Determine if two words are anagrams

Question

I recently took a quiz asking me to determine if elements in an array were anagrams. I completed an implementation, but upon running their tests, I only passed 1 of 5 test cases. The problem is, they wouldn't allow me to see what the tests were, so I'm really unsure about what I failed on. I've recreated my answer below, which basically multiplies the letters in a word and adds this number to an array. It then compares the numbers in one array to the numbers in the other, and prints true if they are the same. I'm basically asking what are some scenarios in which this would fail, and how would I modify this code to account for these cases?

public class anagramFinder {
    public static void main (String[] args){
        String[] listOne = new String[5];
        listOne[0] = "hello";
        listOne[1] = "lemon";
        listOne[2] = "cheese";
        listOne[3] = "man";
        listOne[4] = "touch";

        String[] listTwo = new String[5];
        listTwo[0] = "olleh";
        listTwo[1] = "melon";
        listTwo[2] = "house";
        listTwo[3] = "namer";
        listTwo[4] = "tou";

        isAnagram(listOne,listTwo);
    }

    public static void isAnagram(String[] firstWords, String[] secondWords){
        int firstTotal = 1;
        int secondTotal = 1;
        int[] theFirstInts = new int[firstWords.length];
        int[] theSecondInts = new int[secondWords.length];

        for(int i = 0;i<firstWords.length;i++){
            for(int j = 0;j<firstWords[i].length();j++){
                firstTotal = firstTotal * firstWords[i].charAt(j);
            }

            theFirstInts[i] = firstTotal;
            firstTotal = 1;
        }

        for(int i = 0;i<secondWords.length;i++){
            for(int j = 0;j<secondWords[i].length();j++){
                secondTotal = secondTotal * secondWords[i].charAt(j);
            }

            theSecondInts[i] = secondTotal;
            secondTotal = 1;
        }

        for(int i=0;i<minimum(theFirstInts.length,theSecondInts.length);i++){
            if(theFirstInts[i] == theSecondInts[i]){
                System.out.println("True");
            } else {
                System.out.println("False");
            }
        }
    }
    public static int minimum(int number,int otherNumber){
        if(number<otherNumber){
            return number;
        } else {
            return otherNumber;   
        }
    }
}

In my above example that I run in the main method, this prints True True False False False, which is correct

Answer 1

Copying my answer from a similar question.

Here's a simple fast O(n) solution without using sorting or multiple loops or hash maps.
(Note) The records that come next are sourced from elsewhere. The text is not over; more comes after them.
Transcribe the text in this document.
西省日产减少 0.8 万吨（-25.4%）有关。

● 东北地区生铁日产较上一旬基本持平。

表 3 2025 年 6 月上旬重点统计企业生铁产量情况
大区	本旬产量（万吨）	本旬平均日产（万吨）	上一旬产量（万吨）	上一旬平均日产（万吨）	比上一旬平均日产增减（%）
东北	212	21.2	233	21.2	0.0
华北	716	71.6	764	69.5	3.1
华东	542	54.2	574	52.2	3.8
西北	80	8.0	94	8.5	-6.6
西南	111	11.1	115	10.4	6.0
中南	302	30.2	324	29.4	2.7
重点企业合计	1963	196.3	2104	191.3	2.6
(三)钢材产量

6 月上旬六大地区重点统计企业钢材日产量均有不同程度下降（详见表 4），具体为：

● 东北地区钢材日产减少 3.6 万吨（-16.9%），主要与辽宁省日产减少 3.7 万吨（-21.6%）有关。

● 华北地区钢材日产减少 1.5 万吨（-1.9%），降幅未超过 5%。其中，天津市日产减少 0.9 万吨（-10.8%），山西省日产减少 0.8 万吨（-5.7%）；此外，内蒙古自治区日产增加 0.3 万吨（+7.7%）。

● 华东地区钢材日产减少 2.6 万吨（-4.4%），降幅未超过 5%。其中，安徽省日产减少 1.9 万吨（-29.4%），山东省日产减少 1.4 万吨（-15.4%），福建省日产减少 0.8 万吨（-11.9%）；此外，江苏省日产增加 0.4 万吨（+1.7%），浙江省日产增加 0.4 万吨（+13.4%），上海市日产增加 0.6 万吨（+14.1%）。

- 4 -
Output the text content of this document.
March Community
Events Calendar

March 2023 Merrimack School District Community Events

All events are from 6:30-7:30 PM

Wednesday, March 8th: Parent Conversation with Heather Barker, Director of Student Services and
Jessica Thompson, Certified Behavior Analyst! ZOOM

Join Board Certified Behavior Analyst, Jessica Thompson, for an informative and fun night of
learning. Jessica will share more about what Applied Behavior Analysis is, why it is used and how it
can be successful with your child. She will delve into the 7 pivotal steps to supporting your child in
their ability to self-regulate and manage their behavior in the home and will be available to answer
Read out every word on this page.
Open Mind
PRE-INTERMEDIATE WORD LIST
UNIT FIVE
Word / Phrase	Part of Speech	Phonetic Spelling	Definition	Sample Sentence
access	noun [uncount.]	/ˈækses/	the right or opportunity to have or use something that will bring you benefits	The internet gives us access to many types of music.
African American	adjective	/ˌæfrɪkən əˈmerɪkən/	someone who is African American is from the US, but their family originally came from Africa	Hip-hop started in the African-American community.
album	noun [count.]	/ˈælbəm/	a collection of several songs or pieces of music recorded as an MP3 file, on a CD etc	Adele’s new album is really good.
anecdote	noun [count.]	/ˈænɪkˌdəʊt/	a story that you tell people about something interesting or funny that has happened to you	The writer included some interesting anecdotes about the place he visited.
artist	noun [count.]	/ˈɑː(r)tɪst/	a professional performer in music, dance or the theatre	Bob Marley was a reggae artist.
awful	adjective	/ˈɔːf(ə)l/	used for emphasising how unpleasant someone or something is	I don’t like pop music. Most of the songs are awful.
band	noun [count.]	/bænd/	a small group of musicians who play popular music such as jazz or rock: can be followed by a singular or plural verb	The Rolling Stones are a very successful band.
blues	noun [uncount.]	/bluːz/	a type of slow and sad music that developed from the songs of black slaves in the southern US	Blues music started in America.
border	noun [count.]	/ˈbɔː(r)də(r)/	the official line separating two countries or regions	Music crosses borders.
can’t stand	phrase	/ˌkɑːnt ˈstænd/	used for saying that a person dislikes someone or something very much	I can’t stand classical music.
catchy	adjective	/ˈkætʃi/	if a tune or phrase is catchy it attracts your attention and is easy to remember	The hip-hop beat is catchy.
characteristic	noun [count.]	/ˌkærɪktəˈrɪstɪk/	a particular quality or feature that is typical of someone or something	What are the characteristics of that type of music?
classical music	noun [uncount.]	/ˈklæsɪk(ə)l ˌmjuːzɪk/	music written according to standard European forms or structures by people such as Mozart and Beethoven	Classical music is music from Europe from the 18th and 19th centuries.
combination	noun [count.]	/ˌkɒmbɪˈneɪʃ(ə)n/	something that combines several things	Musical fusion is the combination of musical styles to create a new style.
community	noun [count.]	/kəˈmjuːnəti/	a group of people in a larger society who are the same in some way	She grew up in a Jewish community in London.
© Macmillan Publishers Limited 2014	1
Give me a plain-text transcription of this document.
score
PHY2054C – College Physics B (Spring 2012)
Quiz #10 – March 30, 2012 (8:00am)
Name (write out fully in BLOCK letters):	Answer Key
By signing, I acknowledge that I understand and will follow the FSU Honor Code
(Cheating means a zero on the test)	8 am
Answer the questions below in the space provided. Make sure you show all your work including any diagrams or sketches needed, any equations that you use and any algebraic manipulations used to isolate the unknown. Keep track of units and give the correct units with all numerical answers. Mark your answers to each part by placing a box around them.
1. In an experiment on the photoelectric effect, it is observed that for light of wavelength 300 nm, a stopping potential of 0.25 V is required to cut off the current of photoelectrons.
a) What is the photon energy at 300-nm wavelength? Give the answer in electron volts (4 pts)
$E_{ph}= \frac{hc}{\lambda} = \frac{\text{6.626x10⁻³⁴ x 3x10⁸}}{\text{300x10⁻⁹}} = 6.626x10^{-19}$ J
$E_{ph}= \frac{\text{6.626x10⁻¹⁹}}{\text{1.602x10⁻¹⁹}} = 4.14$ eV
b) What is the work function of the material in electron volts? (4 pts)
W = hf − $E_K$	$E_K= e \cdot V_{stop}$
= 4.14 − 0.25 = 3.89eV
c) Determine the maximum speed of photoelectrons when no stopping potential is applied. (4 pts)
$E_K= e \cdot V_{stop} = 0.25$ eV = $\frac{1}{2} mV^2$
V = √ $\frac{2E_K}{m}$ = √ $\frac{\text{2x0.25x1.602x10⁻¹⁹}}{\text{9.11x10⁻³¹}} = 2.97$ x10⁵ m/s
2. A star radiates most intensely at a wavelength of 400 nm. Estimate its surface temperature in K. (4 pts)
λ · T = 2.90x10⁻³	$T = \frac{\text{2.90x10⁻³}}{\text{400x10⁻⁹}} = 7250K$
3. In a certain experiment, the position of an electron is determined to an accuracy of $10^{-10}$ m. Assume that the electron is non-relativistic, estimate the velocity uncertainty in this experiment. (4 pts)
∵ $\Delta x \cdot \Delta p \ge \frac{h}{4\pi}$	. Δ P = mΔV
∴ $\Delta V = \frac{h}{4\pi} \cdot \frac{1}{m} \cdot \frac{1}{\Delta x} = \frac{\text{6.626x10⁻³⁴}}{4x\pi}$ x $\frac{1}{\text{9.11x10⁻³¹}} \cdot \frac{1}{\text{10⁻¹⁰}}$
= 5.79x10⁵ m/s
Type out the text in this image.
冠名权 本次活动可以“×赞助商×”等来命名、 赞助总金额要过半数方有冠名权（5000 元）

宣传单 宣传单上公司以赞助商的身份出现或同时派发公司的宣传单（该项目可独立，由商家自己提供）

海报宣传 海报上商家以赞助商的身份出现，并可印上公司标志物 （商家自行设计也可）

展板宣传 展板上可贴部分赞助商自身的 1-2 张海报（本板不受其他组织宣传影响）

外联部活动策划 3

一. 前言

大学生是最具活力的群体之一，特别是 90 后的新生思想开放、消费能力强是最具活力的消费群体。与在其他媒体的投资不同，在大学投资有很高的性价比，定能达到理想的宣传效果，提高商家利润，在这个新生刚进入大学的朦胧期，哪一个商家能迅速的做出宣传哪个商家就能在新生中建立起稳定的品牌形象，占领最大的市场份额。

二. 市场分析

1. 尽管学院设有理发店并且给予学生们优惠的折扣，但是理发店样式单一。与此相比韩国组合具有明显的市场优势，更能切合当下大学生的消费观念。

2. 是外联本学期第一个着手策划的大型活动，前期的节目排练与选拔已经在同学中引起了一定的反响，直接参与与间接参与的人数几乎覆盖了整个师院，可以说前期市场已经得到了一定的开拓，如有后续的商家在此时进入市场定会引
We increment the count of each character in the first array and decrement the count of each character in the second array. If the resulting counts array is full of zeros, the strings are anagrams. Can be expanded to include other characters by increasing the size of the counts array.

class AnagramsFaster{

    private static boolean compare(String a, String b){
        char[] aArr = a.toLowerCase().toCharArray(), bArr = b.toLowerCase().toCharArray();
        if (aArr.length != bArr.length)
            return false;
        int[] counts = new int[26]; // An array to hold the number of occurrences of each character
        for (int i = 0; i < aArr.length; i++){
            counts[aArr[i]-97]++;  // Increment the count of the character at i
            counts[bArr[i]-97]--;  // Decrement the count of the character at i
        }
        // If the strings are anagrams, the counts array will be full of zeros
        for (int i = 0; i<26; i++)
            if (counts[i] != 0)
                return false;
        return true;
    }

    public static void main(String[] args){
        System.out.println(compare(args[0], args[1]));
    }
}

Answer 2

The idea of multiplying ASCII codes isn't bad, but not perfect. It would need a deep analysis to show that two different words could have the same products, with the given range of 'a' to 'z', and within reasonable length.

One conventional approach would be to create a Map for counting the letters, and compare the Maps.

Another one would sort the letters and compare the sorted strings.

A third one would iterate over the letters of the first word, try to locate the letter in the second word, and reduce the second word by that letter.

I can't think of a fourth way, but I'm almost certain there is one ;-)

Later

Well, here's a fourth way: assign 26 prime numbers to 'a' to 'z' and (using BigInteger) multiply the primes according to the letters of a word. Anagrams produce identical products.